In March 2003, Judge Joan E. Young, then the chief judge of the Oakland Circuit's family court, offered a standing-room-only presentation on the timeline for the court's so-called e-filing system. The audience consisted of attorney members of the Oakland County Bar Association, and courthouse staffers. In her presentation, Judge Young cautiously predicted that e-filing would be in place, in some form, by the end of 2004. She warned, however, that budget issues, tech contracts and other variables could slow the process.
Judge Young's timeline proved accurate and her concerns, well-founded. A partial implementation of the e-filing system took root in late 2004, with several circuit judges actively participating in the e-filing system. After lengthily budget debates, Oakland County hired a different IT contractor than the federal court's outstanding PACER system. The WIZNET system, selected by the Oakland County courts, works very well. Unlike PACER, however, users "pay per use" when accessing documents. PACER is free.

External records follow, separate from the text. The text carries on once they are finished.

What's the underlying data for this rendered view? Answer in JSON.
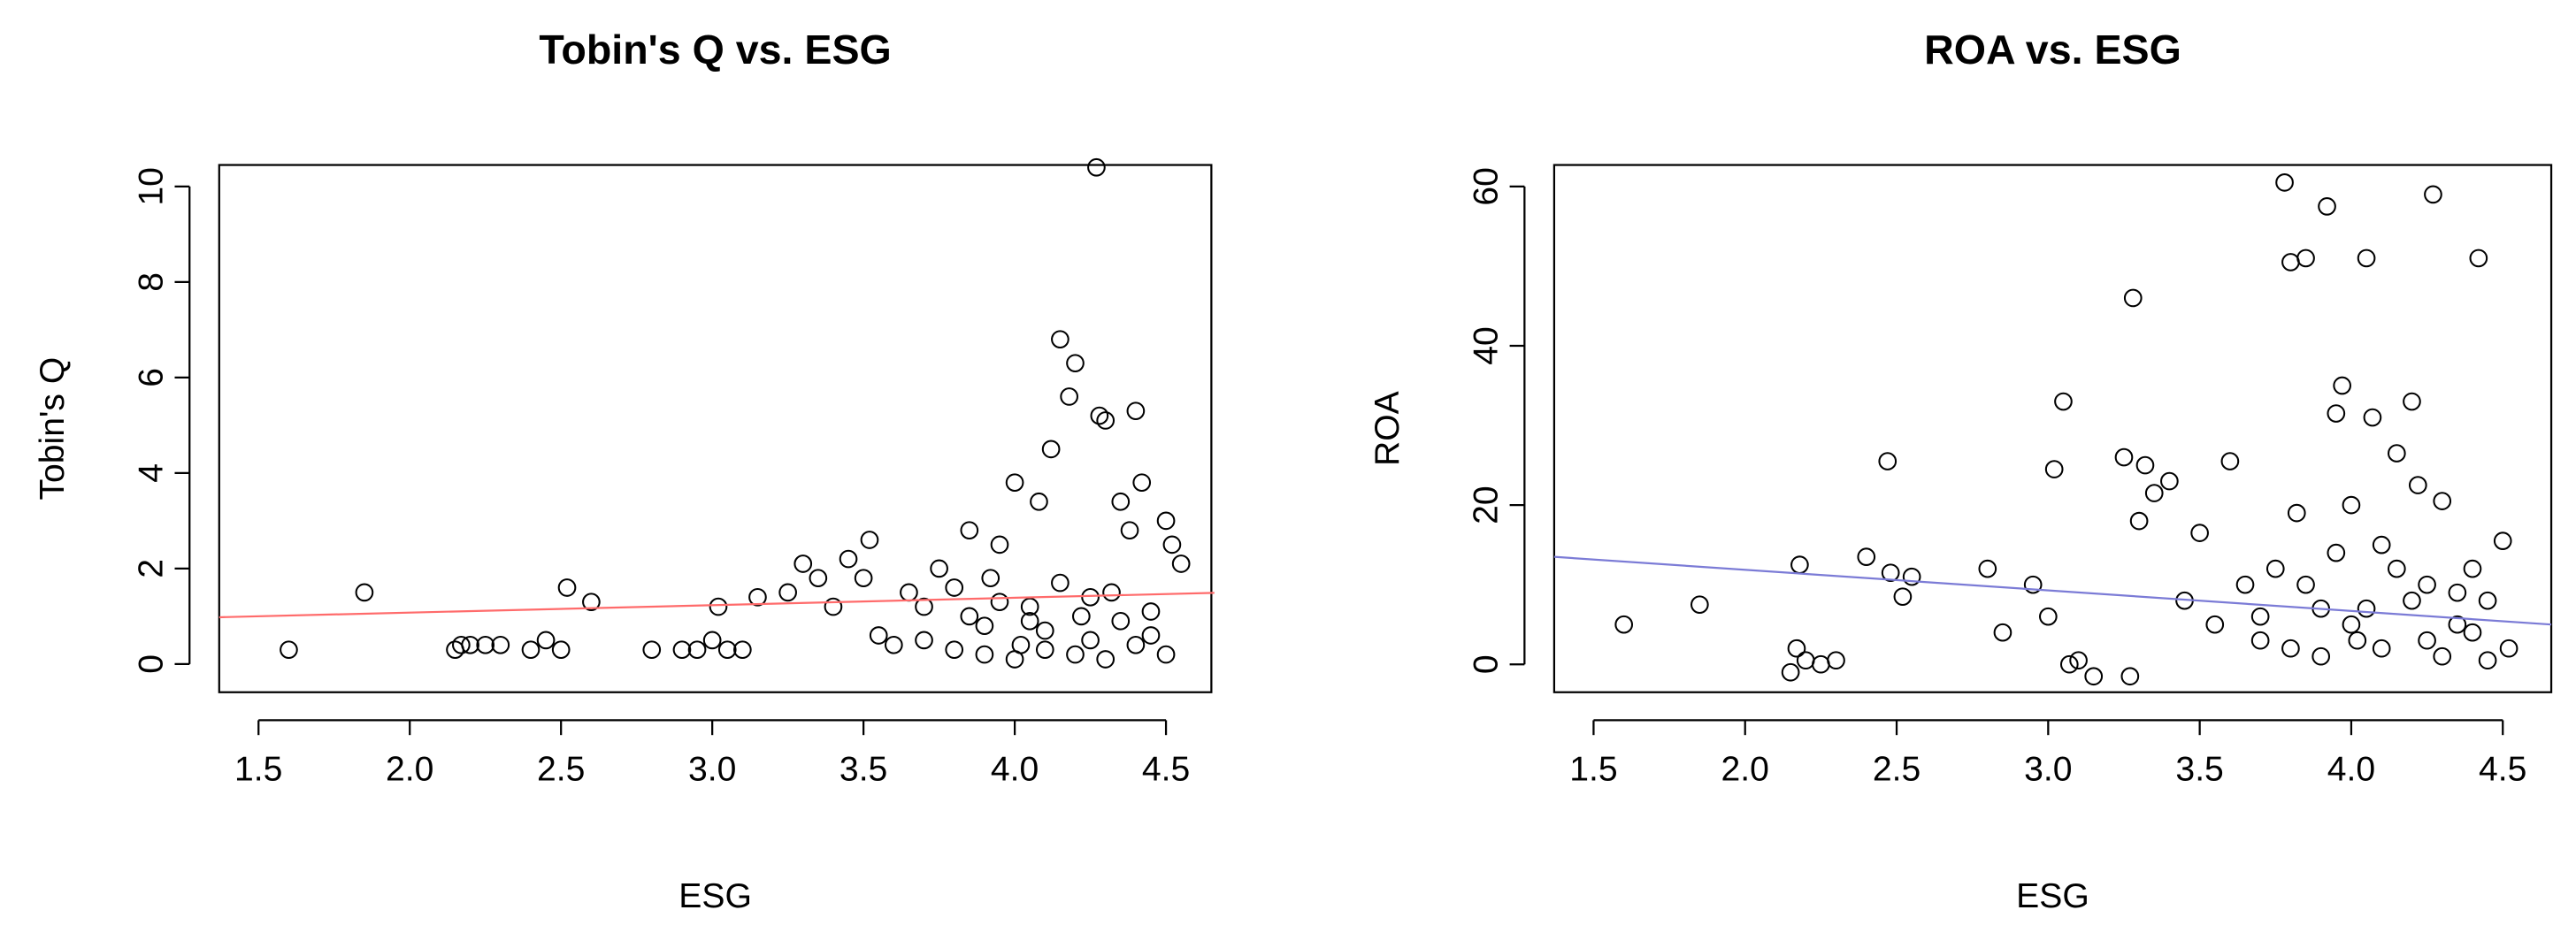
{
  "chart_data": [
    {
      "type": "scatter",
      "title": "Tobin's Q vs. ESG",
      "x_label": "ESG",
      "y_label": "Tobin's Q",
      "color": "#000000",
      "x": [
        1.6,
        1.85,
        2.15,
        2.17,
        2.2,
        2.25,
        2.3,
        2.4,
        2.45,
        2.5,
        2.52,
        2.6,
        2.8,
        2.9,
        2.95,
        3.0,
        3.02,
        3.05,
        3.1,
        3.15,
        3.25,
        3.3,
        3.35,
        3.4,
        3.45,
        3.5,
        3.52,
        3.55,
        3.6,
        3.65,
        3.7,
        3.75,
        3.8,
        3.85,
        3.9,
        3.92,
        3.95,
        4.0,
        4.02,
        4.05,
        4.08,
        4.1,
        4.12,
        4.15,
        4.18,
        4.2,
        4.22,
        4.25,
        4.27,
        4.28,
        4.3,
        4.32,
        4.35,
        4.38,
        4.4,
        4.42,
        4.45,
        4.5,
        4.52,
        4.55,
        3.9,
        4.0,
        4.1,
        4.2,
        4.3,
        4.4,
        3.85,
        3.95,
        4.05,
        4.15,
        4.25,
        4.35,
        4.45,
        3.7,
        3.8,
        4.5
      ],
      "y": [
        0.3,
        1.5,
        0.3,
        0.4,
        0.4,
        0.4,
        0.4,
        0.3,
        0.5,
        0.3,
        1.6,
        1.3,
        0.3,
        0.3,
        0.3,
        0.5,
        1.2,
        0.3,
        0.3,
        1.4,
        1.5,
        2.1,
        1.8,
        1.2,
        2.2,
        1.8,
        2.6,
        0.6,
        0.4,
        1.5,
        0.5,
        2.0,
        0.3,
        2.8,
        0.8,
        1.8,
        2.5,
        3.8,
        0.4,
        1.2,
        3.4,
        0.7,
        4.5,
        6.8,
        5.6,
        6.3,
        1.0,
        0.5,
        10.4,
        5.2,
        5.1,
        1.5,
        3.4,
        2.8,
        5.3,
        3.8,
        0.6,
        3.0,
        2.5,
        2.1,
        0.2,
        0.1,
        0.3,
        0.2,
        0.1,
        0.4,
        1.0,
        1.3,
        0.9,
        1.7,
        1.4,
        0.9,
        1.1,
        1.2,
        1.6,
        0.2
      ],
      "trend_line": {
        "color": "#ff6b6b",
        "x": [
          1.37,
          4.66
        ],
        "y": [
          0.98,
          1.49
        ]
      },
      "xlim": [
        1.37,
        4.65
      ],
      "ylim": [
        -0.59,
        10.45
      ],
      "xticks": [
        1.5,
        {
          "value": 2,
          "label": "2.0"
        },
        2.5,
        {
          "value": 3,
          "label": "3.0"
        },
        3.5,
        {
          "value": 4,
          "label": "4.0"
        },
        4.5
      ],
      "yticks": [
        0,
        2,
        4,
        6,
        8,
        10
      ]
    },
    {
      "type": "scatter",
      "title": "ROA vs. ESG",
      "x_label": "ESG",
      "y_label": "ROA",
      "color": "#000000",
      "x": [
        1.6,
        1.85,
        2.15,
        2.17,
        2.18,
        2.2,
        2.25,
        2.3,
        2.4,
        2.47,
        2.48,
        2.52,
        2.55,
        2.8,
        2.85,
        2.95,
        3.0,
        3.02,
        3.05,
        3.07,
        3.1,
        3.15,
        3.25,
        3.27,
        3.28,
        3.3,
        3.32,
        3.35,
        3.4,
        3.45,
        3.5,
        3.55,
        3.6,
        3.65,
        3.7,
        3.75,
        3.78,
        3.8,
        3.82,
        3.85,
        3.9,
        3.92,
        3.95,
        3.97,
        4.0,
        4.02,
        4.05,
        4.07,
        4.1,
        4.15,
        4.2,
        4.22,
        4.25,
        4.27,
        4.3,
        4.35,
        4.4,
        4.42,
        4.45,
        4.5,
        4.52,
        3.9,
        4.0,
        4.1,
        4.2,
        4.3,
        4.4,
        3.85,
        3.95,
        4.05,
        4.15,
        4.25,
        4.35,
        4.45,
        3.7,
        3.8
      ],
      "y": [
        5,
        7.5,
        -1,
        2,
        12.5,
        0.5,
        0,
        0.5,
        13.5,
        25.5,
        11.5,
        8.5,
        11,
        12,
        4,
        10,
        6,
        24.5,
        33,
        0,
        0.5,
        -1.5,
        26,
        -1.5,
        46,
        18,
        25,
        21.5,
        23,
        8,
        16.5,
        5,
        25.5,
        10,
        3,
        12,
        60.5,
        50.5,
        19,
        51,
        7,
        57.5,
        31.5,
        35,
        20,
        3,
        51,
        31,
        15,
        26.5,
        33,
        22.5,
        10,
        59,
        20.5,
        5,
        12,
        51,
        8,
        15.5,
        2,
        1,
        5,
        2,
        8,
        1,
        4,
        10,
        14,
        7,
        12,
        3,
        9,
        0.5,
        6,
        2
      ],
      "trend_line": {
        "color": "#7b7bd6",
        "x": [
          1.37,
          4.66
        ],
        "y": [
          13.5,
          5.0
        ]
      },
      "xlim": [
        1.37,
        4.66
      ],
      "ylim": [
        -3.5,
        62.7
      ],
      "xticks": [
        1.5,
        {
          "value": 2,
          "label": "2.0"
        },
        2.5,
        {
          "value": 3,
          "label": "3.0"
        },
        3.5,
        {
          "value": 4,
          "label": "4.0"
        },
        4.5
      ],
      "yticks": [
        0,
        20,
        40,
        60
      ]
    }
  ]
}
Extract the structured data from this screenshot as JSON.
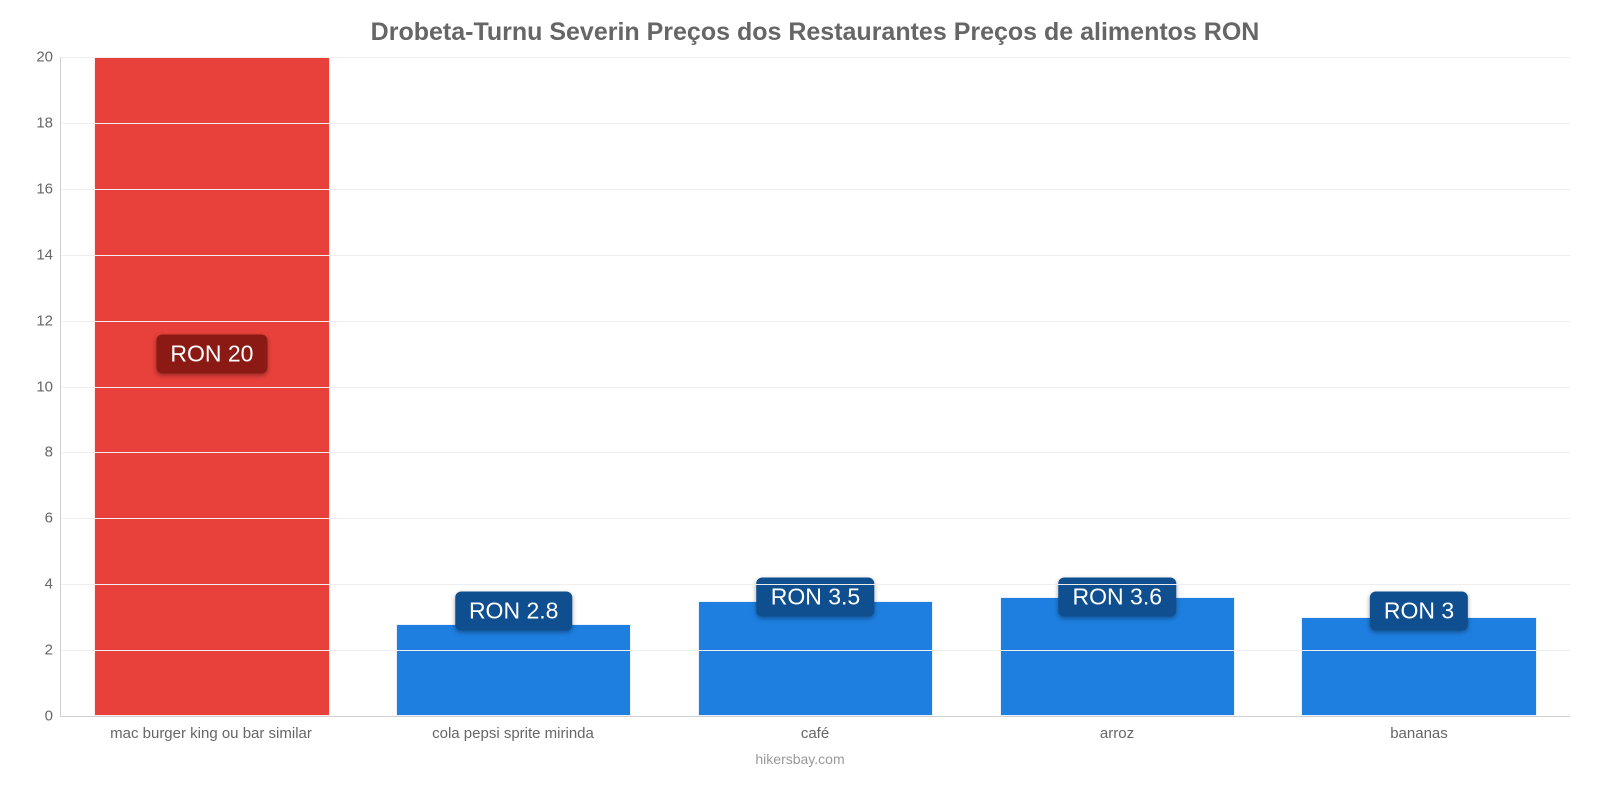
{
  "chart": {
    "type": "bar",
    "title": "Drobeta-Turnu Severin Preços dos Restaurantes Preços de alimentos RON",
    "title_fontsize": 25,
    "title_color": "#666666",
    "categories": [
      "mac burger king ou bar similar",
      "cola pepsi sprite mirinda",
      "café",
      "arroz",
      "bananas"
    ],
    "values": [
      20,
      2.8,
      3.5,
      3.6,
      3
    ],
    "value_labels": [
      "RON 20",
      "RON 2.8",
      "RON 3.5",
      "RON 3.6",
      "RON 3"
    ],
    "bar_colors": [
      "#e8403a",
      "#1e7fe0",
      "#1e7fe0",
      "#1e7fe0",
      "#1e7fe0"
    ],
    "label_badge_colors": [
      "#8b1a14",
      "#0f4f8f",
      "#0f4f8f",
      "#0f4f8f",
      "#0f4f8f"
    ],
    "label_positions_pct": [
      55,
      16,
      18,
      18,
      16
    ],
    "ylim": [
      0,
      20
    ],
    "yticks": [
      0,
      2,
      4,
      6,
      8,
      10,
      12,
      14,
      16,
      18,
      20
    ],
    "bar_width_pct": 78,
    "background_color": "#ffffff",
    "grid_color": "#eeeeee",
    "axis_color": "#d0d0d0",
    "tick_color": "#666666",
    "tick_fontsize": 15,
    "label_fontsize": 23,
    "source_text": "hikersbay.com",
    "source_color": "#999999"
  }
}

During the past 18-months, law firms have attempted to close the technology gap, and get their offices on board with e-filing. Despite court-ordered e-filing requirements, problems persist.
While a simple matter to transmit a basic pleading via email to the court and parties, complicated exhibits in a variety of sizes and shapes pose challenges. Also, some tribunals (such as case evaluators and mediators) will not accept e-filings. Some attorneys have not upgraded their Adobe Acrobat programs, essential for e-filing compatibility. Other attorneys cling to hard-copy files as a form of legal security blanket. Still other attorneys, incredibly, do not have computers. Many insurance defense attorneys refuse to sign stipulated orders with an agreed upon electronic protocol for filing pleadings and transmitting documents.
Perhaps the biggest frustration for attorneys is they have to maintain both file media, paper and electronic, while they wait for the "standard of care" to catch-up. This wastes effort and savages efficiency.
Despite these challenges, some cutting-edge practitioners are rising to the occasion. The paperless-file is not a trend but rather, reality. Law firms can eliminate wasteful consumption of paper and cut the costs of processing, storing and eventually eliminating paper files.
The flow of information comes ever-faster in the modern law office. Attorneys can manage this information much better if they do not have to worry about old-fashioned paper.